In the past two decades, the Charter has been absorbed into the national imagination, as a defining element of who and what we are as Canadians. Indeed, in the past twenty years, the Charter of Rights has become so tightly woven into the fabric of the Canadian identity that, across the country and in every region, it is scarcely possible to form and idea of Canada – of what Canada is, what Canadians aspire to, what values Canadian hold dear – without discovering the Charter of Rights as a constituent element of that idea.
There are only a few things that are so deeply ingrained in the fabric of our national consciousness: hockey, medicare, and the Charter of Rights. The Charter is not merely part of our constitution; elle est entrée dans nos coeurs.
Why has this happened?
I have suggested three answers. First: because the Charter represents our national coming of age, and that, to Canadians, even twenty years later, hold enormous significance. Second: because the Charter represents our own statement of values, made in Canada, by Canadians, to fit Canadians' sense of themselves; and third: because the Charter, not by magic nor by accident but through the nation — affirming process that brought it into being and nurtured it over the past two decades, captures the essence of what we hold dear as a people:
- respect for individual rights;
- respect for the collective interest and harmony between individual freedorm and the greater good of all;
- respect for pluralism and a commitment to the fundamental equality of each and every one of us, religion, gender or ability.

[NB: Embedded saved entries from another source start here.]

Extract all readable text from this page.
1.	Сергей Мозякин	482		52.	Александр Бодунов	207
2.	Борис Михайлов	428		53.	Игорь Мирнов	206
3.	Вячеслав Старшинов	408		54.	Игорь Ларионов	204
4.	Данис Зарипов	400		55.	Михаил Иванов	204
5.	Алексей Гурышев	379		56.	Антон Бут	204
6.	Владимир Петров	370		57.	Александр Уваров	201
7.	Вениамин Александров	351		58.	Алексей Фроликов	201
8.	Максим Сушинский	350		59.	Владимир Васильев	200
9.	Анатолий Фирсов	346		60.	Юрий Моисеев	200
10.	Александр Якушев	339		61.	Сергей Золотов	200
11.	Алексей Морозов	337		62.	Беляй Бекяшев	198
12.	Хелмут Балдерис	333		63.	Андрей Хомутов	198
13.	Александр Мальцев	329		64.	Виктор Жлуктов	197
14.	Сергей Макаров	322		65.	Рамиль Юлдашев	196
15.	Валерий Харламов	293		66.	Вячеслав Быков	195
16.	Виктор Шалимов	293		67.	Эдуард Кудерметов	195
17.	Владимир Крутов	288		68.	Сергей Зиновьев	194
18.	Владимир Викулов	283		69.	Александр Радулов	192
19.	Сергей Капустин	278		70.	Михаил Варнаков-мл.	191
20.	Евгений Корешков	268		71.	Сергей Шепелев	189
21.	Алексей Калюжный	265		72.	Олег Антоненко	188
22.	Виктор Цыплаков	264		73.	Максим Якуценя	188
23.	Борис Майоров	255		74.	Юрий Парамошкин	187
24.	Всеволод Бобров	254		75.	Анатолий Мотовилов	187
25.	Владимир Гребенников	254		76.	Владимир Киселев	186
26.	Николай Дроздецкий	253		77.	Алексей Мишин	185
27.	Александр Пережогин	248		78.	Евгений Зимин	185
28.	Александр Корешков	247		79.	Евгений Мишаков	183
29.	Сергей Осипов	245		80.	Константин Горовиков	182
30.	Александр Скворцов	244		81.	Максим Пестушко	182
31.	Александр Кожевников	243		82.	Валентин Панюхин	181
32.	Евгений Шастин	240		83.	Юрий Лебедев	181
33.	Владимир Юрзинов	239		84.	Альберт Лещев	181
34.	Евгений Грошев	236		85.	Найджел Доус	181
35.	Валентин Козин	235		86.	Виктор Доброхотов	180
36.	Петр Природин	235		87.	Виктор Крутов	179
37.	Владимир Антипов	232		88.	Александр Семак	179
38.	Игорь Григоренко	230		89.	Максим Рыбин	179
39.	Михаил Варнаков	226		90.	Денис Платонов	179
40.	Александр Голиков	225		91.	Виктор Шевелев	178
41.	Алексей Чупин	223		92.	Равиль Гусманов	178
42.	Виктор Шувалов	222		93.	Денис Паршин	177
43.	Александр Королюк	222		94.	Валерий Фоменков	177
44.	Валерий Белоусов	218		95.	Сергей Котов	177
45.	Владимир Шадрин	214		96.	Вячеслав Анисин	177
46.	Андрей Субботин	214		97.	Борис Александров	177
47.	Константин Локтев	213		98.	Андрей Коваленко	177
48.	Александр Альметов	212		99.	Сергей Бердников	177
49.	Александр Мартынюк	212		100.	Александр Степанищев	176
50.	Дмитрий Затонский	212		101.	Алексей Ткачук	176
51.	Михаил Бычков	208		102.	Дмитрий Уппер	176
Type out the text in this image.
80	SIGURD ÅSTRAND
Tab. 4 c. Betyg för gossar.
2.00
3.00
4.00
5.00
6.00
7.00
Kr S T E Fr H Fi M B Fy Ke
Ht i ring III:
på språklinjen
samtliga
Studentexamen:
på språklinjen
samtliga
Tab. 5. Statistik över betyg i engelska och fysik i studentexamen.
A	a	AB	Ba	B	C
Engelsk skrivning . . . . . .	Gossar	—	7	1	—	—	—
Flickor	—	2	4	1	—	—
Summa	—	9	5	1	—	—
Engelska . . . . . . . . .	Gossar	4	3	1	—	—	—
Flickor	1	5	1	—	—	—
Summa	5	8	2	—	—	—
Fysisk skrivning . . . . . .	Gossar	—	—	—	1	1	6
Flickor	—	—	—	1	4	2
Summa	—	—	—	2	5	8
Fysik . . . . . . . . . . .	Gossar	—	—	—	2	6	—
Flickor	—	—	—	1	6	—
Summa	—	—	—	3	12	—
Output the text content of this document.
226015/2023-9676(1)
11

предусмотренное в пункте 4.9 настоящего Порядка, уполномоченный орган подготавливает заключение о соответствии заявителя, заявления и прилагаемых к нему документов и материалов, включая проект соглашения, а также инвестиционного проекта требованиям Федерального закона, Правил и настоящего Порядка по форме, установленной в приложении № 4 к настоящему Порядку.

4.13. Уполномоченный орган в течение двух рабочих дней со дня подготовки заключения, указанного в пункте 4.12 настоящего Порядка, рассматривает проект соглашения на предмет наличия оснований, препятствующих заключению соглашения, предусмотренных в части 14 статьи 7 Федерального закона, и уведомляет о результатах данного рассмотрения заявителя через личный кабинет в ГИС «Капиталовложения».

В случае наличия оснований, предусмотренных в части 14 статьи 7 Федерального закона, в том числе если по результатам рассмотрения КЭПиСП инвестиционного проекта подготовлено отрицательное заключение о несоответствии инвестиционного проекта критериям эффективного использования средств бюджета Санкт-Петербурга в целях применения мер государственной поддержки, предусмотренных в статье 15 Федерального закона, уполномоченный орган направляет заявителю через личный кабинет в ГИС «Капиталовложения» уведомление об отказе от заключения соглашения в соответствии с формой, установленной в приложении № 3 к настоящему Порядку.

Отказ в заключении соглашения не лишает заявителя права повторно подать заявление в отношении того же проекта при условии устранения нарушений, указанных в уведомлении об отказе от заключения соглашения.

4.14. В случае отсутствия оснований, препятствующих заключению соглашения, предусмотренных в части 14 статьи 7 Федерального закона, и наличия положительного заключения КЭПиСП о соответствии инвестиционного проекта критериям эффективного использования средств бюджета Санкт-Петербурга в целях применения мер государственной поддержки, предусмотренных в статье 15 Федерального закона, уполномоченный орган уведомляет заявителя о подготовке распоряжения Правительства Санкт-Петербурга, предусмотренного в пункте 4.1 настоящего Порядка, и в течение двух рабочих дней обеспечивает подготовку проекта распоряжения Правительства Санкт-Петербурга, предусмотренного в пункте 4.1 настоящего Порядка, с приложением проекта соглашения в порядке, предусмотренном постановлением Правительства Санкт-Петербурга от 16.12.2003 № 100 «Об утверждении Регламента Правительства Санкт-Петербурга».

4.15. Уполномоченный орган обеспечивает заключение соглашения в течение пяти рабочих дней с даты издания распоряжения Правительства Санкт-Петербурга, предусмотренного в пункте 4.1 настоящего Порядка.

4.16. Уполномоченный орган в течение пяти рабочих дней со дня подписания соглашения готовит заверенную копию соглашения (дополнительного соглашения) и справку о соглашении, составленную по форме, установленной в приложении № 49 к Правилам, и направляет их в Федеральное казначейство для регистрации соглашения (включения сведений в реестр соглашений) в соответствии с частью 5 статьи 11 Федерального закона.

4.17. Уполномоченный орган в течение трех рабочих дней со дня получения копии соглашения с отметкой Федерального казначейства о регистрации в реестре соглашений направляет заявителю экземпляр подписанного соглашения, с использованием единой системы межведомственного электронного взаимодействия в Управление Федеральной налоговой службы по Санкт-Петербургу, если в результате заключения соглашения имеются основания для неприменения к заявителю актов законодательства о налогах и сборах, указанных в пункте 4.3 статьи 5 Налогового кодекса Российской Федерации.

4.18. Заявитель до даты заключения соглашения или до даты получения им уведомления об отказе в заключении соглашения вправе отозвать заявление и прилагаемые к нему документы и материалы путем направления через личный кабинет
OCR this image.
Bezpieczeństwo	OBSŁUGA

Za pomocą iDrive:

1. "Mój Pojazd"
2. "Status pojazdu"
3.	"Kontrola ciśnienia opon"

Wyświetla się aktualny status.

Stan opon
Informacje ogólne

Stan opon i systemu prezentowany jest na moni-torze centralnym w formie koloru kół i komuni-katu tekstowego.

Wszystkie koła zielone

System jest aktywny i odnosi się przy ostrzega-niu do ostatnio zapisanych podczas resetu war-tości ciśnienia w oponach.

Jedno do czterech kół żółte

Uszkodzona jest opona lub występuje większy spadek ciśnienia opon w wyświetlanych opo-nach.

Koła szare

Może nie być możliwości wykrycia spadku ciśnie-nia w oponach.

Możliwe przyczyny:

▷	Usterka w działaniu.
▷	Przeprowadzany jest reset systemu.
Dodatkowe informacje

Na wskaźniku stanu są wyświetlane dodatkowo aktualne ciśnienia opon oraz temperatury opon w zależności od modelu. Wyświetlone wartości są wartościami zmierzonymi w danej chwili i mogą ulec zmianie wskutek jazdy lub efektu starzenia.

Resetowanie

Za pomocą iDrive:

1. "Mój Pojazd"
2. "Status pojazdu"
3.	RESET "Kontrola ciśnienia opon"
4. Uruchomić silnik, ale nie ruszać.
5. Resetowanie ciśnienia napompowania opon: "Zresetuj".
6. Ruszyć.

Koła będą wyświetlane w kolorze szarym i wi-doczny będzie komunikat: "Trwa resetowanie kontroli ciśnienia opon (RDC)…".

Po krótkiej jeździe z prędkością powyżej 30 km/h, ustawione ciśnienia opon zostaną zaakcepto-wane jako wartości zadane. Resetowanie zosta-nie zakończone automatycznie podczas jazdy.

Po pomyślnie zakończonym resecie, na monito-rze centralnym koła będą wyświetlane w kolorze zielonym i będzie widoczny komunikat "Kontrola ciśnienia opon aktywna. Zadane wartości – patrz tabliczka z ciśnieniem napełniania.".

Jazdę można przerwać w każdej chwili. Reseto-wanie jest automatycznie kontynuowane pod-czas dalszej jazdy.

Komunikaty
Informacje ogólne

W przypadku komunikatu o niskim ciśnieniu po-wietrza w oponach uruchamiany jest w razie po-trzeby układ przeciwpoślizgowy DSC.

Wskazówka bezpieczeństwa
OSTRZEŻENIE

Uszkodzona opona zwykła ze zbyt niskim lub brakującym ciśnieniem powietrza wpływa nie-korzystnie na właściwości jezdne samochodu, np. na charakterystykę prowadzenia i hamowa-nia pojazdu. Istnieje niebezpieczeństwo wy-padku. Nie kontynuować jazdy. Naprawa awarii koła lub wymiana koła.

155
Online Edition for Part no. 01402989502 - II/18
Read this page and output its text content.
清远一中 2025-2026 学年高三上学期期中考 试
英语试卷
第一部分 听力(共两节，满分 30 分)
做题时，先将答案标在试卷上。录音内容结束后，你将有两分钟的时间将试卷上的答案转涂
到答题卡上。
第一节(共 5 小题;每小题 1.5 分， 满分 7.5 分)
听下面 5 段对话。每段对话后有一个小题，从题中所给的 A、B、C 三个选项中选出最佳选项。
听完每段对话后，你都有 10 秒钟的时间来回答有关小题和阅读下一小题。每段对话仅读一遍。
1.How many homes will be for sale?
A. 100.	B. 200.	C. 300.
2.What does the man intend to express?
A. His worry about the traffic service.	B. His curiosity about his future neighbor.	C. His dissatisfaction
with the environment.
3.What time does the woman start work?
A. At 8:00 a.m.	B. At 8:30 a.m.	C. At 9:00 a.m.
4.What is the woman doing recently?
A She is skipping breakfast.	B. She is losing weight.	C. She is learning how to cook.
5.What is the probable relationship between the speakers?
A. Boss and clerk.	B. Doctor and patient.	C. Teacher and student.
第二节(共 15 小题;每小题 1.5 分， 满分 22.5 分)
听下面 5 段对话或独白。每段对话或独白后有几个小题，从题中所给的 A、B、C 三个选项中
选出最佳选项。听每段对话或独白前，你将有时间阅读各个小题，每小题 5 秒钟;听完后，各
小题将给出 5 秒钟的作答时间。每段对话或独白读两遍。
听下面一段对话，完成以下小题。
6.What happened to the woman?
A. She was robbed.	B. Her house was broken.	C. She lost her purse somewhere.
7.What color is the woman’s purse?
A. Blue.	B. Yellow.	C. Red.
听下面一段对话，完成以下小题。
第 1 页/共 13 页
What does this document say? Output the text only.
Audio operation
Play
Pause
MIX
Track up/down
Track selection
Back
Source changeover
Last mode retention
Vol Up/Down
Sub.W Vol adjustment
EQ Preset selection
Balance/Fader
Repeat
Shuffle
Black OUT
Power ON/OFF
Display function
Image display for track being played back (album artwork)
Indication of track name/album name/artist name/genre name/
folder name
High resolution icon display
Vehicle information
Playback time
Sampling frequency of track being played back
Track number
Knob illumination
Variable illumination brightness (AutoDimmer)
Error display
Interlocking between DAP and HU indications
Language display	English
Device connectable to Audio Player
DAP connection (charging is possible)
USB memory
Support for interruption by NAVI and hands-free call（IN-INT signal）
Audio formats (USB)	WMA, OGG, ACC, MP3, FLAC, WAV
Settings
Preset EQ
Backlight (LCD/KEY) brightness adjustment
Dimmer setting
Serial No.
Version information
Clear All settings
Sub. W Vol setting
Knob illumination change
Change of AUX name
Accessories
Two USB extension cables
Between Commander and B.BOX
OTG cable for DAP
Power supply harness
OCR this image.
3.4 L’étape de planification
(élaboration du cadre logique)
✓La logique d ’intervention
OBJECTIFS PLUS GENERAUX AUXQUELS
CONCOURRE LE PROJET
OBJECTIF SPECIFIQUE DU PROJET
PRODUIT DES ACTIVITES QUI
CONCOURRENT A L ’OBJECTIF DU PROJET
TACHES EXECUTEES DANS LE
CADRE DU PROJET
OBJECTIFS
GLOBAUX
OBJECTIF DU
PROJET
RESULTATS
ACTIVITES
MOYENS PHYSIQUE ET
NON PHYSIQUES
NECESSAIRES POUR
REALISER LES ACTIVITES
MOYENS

It is too soon to say how this or that Charter decision, this or that Charter doctrine, will stand the test of history. What I do assert tonight is a more modes – yet significant – proposition: we have made a good beginning.
We have a Charter that reflect our most fundamental values, that tells us who and what we are as a people.
We have a Charter that the world admires.
Most important of all, we have a Charter that Canadians in the last two decades have come to embrace as their own. La Charte: c'est à nous. La Charte: c'est nous.
- Footnote 1
K. Makin, "Most still firmly believe in Charter, poll finds" The Globe and Mail (April 6, 2002) at A1.
- Footnote 2
S.Q. 1991, c. 64.
- Footnote 3
An Act to Amend the Supreme Court Act, S.C. 1949 (2nd sess.), c. 37. Since then, English citations, once dominant in Supreme Court jurisprudence, have dwindled. References to the Judicial Committee all but vanished and seldom occurred outside the context of an appeal dealing directly with the federal-provincial of powers - important when it comes up, but infrequent.
- Footnote 4
R. Sheppard and M. Valpy, The National Deal: The Fight for a Canadian Constitution (Toronto: Fleet Books, 1982) at 135.
- Footnote 5
Saskatchewan's legislation was the first, in 1947. The Canadian Human Rights Act was enacted in 1978. For further details, see W.S. Tarnopolsky, Discrimination and the Law, 2nd ed., Revised by W.F. Pentney (Don Mills: De Boo, 1985), chapters 1 and 2.
- Footnote 6
A.M. Schlesinger Jr., The Disuniting of America: Reflections on a Multicultural Society (Revised and Enlarged Edition) (New York: W.W. Norton & Co., 1998).
Remarks of the Right Honourable Beverley McLachlin, P.C.